SMB - Webroot: Win Defender lets spyware onto Vista

Users who put their faith in Vista's new security features and Microsoft's Windows Defender antispyware product may find themselves under attack from spyware all the same, according to the results of a study by Webroot, a leading antispyware vendor and Microsoft competitor.

On Thursday, the company released the results of what it claimed was a two-week study of Windows Defender that showed the product missed 84 percent of a sample set of 25 spyware and malicious code samples.
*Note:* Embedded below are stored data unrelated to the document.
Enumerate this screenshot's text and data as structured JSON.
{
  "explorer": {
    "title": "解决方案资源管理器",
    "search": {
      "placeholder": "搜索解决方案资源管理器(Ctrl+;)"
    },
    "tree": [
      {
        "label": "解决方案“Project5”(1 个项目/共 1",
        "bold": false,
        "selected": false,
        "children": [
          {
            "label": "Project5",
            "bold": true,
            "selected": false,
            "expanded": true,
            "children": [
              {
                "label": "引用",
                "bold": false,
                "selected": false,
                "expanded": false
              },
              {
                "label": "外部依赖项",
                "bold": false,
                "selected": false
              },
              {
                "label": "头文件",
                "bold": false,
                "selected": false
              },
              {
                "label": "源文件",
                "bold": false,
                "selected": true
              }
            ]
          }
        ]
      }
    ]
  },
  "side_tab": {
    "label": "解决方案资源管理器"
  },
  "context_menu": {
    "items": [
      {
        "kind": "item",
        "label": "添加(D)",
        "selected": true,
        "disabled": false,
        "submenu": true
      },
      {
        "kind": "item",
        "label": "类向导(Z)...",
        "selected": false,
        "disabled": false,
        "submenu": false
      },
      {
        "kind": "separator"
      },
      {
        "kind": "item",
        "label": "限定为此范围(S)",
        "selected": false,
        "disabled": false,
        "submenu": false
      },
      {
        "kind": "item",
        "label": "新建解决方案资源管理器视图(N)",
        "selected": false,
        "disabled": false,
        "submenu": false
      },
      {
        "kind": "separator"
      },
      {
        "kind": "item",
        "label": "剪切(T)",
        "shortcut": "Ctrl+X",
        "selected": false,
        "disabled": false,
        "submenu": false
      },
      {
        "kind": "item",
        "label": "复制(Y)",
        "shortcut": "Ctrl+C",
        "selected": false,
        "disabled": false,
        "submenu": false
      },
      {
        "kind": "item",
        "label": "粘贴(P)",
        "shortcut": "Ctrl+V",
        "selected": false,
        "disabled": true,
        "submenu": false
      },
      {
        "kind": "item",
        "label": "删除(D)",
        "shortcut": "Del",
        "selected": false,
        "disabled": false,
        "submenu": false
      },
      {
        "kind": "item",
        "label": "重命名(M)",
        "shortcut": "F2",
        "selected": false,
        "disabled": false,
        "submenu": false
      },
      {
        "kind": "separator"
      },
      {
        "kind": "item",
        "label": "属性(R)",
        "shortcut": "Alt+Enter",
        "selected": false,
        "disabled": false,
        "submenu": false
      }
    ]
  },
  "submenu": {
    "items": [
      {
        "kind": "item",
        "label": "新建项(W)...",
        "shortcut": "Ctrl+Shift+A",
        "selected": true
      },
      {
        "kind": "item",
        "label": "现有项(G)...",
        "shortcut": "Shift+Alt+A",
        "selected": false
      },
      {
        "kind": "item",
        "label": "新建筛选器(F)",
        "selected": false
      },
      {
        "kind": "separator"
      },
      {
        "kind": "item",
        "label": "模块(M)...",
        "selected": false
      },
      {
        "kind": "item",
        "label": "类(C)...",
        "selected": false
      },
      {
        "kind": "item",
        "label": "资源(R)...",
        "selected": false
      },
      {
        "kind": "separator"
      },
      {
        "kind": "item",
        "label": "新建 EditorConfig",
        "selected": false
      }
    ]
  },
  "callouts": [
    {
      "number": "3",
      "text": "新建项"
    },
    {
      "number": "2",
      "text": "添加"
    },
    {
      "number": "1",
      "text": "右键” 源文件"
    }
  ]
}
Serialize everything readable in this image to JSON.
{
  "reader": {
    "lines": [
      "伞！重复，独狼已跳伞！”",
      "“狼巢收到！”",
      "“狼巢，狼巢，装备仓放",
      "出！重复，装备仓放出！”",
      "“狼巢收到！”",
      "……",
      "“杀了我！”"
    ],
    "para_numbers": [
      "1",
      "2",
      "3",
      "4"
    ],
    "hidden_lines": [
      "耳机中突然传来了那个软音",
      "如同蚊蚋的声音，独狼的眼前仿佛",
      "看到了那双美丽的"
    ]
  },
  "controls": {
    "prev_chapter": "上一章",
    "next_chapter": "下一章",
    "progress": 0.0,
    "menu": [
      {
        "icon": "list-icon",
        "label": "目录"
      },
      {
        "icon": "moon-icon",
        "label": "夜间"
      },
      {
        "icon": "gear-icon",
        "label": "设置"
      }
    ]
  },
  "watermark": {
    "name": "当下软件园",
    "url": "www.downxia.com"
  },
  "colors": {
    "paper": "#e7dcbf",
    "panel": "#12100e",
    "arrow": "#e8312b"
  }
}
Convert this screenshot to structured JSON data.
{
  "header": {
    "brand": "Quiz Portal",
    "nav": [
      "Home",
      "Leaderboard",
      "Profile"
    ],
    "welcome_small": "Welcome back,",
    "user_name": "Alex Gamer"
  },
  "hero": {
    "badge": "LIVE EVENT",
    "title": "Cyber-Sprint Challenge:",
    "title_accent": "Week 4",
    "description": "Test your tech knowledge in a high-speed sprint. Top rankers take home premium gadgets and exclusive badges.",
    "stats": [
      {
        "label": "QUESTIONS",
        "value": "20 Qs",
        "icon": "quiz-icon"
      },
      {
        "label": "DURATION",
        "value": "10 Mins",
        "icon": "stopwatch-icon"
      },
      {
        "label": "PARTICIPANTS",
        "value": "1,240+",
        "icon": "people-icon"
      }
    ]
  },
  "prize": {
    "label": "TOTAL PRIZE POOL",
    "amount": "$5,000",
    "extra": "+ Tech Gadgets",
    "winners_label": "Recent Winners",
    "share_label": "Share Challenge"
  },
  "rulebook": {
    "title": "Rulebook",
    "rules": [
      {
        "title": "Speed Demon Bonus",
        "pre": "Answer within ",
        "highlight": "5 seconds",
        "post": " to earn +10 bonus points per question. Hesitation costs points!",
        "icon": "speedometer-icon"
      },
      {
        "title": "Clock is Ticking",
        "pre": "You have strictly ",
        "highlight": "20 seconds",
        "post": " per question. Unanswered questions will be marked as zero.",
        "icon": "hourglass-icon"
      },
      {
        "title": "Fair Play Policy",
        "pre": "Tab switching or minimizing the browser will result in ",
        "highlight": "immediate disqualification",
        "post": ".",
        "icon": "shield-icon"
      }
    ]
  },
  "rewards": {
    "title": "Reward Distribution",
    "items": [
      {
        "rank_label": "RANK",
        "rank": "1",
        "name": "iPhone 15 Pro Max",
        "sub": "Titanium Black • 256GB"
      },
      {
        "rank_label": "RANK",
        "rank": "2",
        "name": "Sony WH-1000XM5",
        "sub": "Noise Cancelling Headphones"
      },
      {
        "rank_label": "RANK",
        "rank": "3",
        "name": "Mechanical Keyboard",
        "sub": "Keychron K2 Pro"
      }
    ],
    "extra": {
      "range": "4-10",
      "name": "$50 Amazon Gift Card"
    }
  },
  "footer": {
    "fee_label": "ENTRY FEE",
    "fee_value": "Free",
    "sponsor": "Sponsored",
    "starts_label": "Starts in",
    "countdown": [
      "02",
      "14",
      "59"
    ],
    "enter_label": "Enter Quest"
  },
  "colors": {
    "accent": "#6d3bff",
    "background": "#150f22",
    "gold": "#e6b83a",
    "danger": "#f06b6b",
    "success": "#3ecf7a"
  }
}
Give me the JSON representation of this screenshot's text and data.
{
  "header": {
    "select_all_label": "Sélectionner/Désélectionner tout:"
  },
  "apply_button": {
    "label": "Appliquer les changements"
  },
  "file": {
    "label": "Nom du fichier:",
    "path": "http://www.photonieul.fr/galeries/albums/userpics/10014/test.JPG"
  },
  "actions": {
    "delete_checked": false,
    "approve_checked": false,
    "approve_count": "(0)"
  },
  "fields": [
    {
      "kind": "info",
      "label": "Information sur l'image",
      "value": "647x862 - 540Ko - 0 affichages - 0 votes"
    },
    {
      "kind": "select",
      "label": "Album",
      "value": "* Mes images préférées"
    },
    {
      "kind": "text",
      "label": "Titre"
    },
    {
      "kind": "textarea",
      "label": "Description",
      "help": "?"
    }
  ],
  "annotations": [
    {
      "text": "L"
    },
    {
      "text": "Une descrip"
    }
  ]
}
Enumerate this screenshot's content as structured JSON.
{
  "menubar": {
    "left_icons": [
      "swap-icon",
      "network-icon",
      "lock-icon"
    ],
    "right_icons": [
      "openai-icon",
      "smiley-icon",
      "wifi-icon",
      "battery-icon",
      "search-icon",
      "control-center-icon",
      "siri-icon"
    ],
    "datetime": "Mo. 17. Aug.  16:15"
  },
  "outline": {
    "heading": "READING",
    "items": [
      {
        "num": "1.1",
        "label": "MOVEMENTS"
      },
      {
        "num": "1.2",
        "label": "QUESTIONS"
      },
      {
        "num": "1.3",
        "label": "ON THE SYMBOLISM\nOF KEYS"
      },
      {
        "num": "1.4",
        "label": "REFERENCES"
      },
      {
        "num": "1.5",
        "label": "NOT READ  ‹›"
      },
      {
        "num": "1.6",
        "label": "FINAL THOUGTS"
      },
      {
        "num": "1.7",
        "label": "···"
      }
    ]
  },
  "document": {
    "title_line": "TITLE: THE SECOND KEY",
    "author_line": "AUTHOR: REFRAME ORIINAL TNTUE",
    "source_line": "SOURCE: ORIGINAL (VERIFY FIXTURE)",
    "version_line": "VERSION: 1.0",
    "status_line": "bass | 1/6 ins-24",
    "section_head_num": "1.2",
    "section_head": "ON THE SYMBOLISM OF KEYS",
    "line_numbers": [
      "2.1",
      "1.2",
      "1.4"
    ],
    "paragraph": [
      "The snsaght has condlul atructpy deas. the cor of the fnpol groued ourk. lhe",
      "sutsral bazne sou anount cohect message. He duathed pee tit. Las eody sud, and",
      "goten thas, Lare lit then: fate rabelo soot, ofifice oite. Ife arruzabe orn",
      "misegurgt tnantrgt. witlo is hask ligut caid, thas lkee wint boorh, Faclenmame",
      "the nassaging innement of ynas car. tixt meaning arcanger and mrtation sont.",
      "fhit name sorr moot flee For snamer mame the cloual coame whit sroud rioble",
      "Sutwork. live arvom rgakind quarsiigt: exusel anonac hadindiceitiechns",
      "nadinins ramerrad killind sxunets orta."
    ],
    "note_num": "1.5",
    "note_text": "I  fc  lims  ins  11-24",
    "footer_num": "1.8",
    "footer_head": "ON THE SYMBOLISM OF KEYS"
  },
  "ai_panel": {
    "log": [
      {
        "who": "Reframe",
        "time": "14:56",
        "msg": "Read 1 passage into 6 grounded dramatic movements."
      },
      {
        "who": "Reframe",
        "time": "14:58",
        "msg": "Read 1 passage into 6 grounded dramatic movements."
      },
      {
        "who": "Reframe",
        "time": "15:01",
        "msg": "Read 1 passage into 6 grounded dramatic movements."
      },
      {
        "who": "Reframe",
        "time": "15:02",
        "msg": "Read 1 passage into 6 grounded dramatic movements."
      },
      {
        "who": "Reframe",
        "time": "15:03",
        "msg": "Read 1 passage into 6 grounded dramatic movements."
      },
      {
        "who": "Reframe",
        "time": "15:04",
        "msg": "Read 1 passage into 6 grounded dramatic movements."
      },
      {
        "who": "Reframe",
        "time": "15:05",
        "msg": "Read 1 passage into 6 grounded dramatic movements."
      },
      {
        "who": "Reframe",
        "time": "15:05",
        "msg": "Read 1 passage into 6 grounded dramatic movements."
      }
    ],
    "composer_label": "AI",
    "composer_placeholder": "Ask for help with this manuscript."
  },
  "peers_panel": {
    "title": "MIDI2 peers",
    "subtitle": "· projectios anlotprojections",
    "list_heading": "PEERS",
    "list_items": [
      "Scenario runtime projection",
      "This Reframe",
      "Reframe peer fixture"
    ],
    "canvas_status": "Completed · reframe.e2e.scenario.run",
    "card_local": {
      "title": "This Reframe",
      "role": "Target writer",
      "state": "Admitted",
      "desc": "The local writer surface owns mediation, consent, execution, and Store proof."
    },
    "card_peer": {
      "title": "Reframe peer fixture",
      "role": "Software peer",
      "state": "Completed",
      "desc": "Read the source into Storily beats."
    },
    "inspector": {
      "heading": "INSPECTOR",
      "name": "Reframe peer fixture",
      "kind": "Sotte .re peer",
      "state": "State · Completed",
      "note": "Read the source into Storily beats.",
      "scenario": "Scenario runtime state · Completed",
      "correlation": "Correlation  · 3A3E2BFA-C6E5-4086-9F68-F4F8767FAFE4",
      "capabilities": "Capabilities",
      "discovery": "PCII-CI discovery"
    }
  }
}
The programs that slipped by were a mix of spyware, Trojan horse programs, and keyloggers. While many were not Vista compatible and simply crashed, others were able to install on Vista systems, said Gerhard Eschelbeck, Chief Technology Officer at Webroot.

Technical staff in Microsoft's Security Business Unit weren't able to respond to requests for comment on Webroot's claims.

Eschelbeck identified variants of common malware programs like DollarRevenue Trojan, PeperTrojan, and Playboydialler that made it by Windows Defender. Some of the variants were recently released, though others dated back to 2006, he said. Of the four programs Windows Defender did stop, most were non-malicious adware, he added.

"We wanted to validate the strong claims out of the industry that Vista was going to be a security solution for everybody and everything," Eschelbeck said.

Webroot picked the malicious code samples from tens of thousands of samples collected on its Phileas spyware scanning network. Webroot's Spy Sweeper product spotted all of the samples.